Part Number: TMS320C6672

Hi,

I've been working on a C6672 DSP, and I've recently come across a problem regarding a DSPLIB (3.4.0.0) library function, namely "DSPF_sp_qrd", which takes a real single-precision floating-point matrix as input and decomposes it into an orthogonal matrix, Q, and an upper-triangular matrix, R. Although it yields acceptable results most of the time, I'm experiencing rather poor accuracy for certain matrices. Take the following matrix, for instance:

A =

    [  2.1945 -0.0050 -0.0000  0.0000 ]

    [ -0.0050  1.0758 -0.0007  0.0000 ]

    [ -0.0000 -0.0004  1.2757 -0.0002 ]

    [  0.0000  0.0000 -0.0001 -0.1320 ]

(These might not reflect the exact numbers I have due to being rounded to 4 decimal places, but you should get the idea.)

When I decompose this matrix, I get the following Q and R:

Q = 

    [  1.0000 -0.0023 -0.0000 -0.0000 ]

    [ -0.0023 -1.0180 -0.0003 -0.0000 ]

    [ -0.0000  0.0003 -0.0778 -0.0001 ]

    [  0.0000 -0.0000  0.0010 -0.9772 ]

R = 

    [  2.1945 -0.0075 -0.0000  0.0000 ]

    [  0.0000 -1.0951  0.0012 -0.0000 ]

    [  0.0000  0.0000 -0.0993 -0.0001 ]

    [  0.0000  0.0000  0.0000  0.1290 ]

I noticed that the results are incorrect because when I multiply Q and R, the result is nowhere near the original matrix.
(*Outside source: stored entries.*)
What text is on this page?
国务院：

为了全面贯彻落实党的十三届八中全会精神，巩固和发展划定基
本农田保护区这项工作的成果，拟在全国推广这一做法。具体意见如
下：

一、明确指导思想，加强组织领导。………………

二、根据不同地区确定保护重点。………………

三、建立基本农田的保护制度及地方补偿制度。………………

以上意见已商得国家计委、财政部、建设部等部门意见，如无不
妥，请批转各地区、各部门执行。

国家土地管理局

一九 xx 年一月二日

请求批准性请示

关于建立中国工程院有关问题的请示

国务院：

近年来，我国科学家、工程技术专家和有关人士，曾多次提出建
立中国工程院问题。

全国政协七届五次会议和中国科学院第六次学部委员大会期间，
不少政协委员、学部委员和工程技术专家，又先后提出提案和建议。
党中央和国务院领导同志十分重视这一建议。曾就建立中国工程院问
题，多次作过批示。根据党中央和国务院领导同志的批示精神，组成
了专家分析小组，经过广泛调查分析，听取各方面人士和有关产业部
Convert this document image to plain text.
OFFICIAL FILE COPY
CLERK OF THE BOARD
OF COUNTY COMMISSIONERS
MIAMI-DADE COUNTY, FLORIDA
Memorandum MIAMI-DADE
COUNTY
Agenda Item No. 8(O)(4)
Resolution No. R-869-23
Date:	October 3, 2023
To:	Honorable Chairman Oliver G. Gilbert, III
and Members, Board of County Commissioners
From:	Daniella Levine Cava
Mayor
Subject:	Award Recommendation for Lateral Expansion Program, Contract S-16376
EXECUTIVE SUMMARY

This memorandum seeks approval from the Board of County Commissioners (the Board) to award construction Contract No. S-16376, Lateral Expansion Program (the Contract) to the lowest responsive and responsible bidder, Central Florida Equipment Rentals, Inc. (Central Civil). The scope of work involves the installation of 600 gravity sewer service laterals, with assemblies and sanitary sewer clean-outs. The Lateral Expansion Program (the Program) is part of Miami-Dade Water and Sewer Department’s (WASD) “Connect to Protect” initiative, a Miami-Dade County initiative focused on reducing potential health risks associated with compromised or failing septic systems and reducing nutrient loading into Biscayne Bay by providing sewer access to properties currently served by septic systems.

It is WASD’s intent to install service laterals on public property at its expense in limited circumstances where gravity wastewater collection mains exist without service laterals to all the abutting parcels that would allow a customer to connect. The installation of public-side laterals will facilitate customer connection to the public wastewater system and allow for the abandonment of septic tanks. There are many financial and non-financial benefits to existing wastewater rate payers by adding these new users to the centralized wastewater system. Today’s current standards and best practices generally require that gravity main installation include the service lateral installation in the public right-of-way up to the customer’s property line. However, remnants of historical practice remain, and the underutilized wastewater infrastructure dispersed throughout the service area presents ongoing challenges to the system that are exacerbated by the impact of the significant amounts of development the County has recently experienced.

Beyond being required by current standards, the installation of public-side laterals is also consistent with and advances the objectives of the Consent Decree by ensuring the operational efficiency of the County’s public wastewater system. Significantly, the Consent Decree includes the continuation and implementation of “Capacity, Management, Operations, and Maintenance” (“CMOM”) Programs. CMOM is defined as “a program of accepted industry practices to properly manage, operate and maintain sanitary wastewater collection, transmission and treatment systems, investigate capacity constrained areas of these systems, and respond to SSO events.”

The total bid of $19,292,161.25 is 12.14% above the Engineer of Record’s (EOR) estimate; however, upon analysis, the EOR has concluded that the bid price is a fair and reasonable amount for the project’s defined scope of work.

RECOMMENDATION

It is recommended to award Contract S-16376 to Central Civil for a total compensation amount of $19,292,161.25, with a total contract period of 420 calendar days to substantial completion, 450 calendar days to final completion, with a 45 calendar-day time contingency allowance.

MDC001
Also, Q is clearly not an orthogonal matrix; the third column gives it away. I also tested this on the C equivalent function "DSPF_sp_qrd_cn" (using GCC on my PC instead of C6672), but it gave the same results as well.

Could I be missing something? Or might the function have a restriction to its inputs that is not documented in the API reference?

Thanks in advance.

  • I'd really appreciate if someone could help me out on this.

    Regards,
    Silacko

  • Hi 

    Sorry we missed this query. I have routed this to a colleague who is more familiar with these routines. Will keep you posted.

    Regards

    Mukul

  • Hi 
    Can you try disabling the flag “ENABLE_NR”, which is currently enabled by default in the code and see if it makes any difference

  • Hi, thanks for your response. I have a few questions:

    1. Do I have to rebuild DSPLIB just to disable the flag?
    2. What does NR stand for?
    3. I noticed the flag "ENABLE_NR" is not referenced at all in "DSPF_sp_qrd_cn.c", where the decomposition also yields inaccurate results, so its's safe to assume disabling the flag won't resolve the issue, don't you think?

    Regards,
    Silacko

  • Hi Please find my answers below in your order of questions

    1) You may just copy the optimized code in your project and build along with your project. This will be simplest to check if issue is resolved or now.

    2) NR stands for newton rapshon method to increase the floating point precision along with DSP intrinsic. Of that flag is disabled then normal division is performed.

    3) so if "DSPF_sp_qrd_cn.c" also gives inaccurate result then you may try any opensource C function for this purpose. As such there is not much SIMD vectorization is possible for this function, hence just cross compiling open source code for this purpose miight be ok. You will find there is not much compute performance difference between natural C version vs optimized version.

    Regards

    Deepak Poddar

  • Hi,

    Thanks for the reply.

    From your answer to my 3rd question, I infer that disabling NR will be pointless since the issue is not related to optimization, and that the DSPLIB routine for QR decomposition does not involve much of an optimization in the first place, which is unfortunate for me because I needed an optimized implementation for QR.

    Anyways, I think I'll either find an open-source code or implement the function myself. I'm still curious about why the DSPLIB routine is failing, though.

    Regards,

    Silacko

  • Hi,

    Basically it is hard to vectorize the operations involved in QR decomposition, hence simple optimization related to pointer aliasing avoidance , loop count information to compiler are done in existing code. You may take clue from opensource code and as well modify existing DSLIP code which keep the basic optimizations.

    Regards

    Deepak Poddar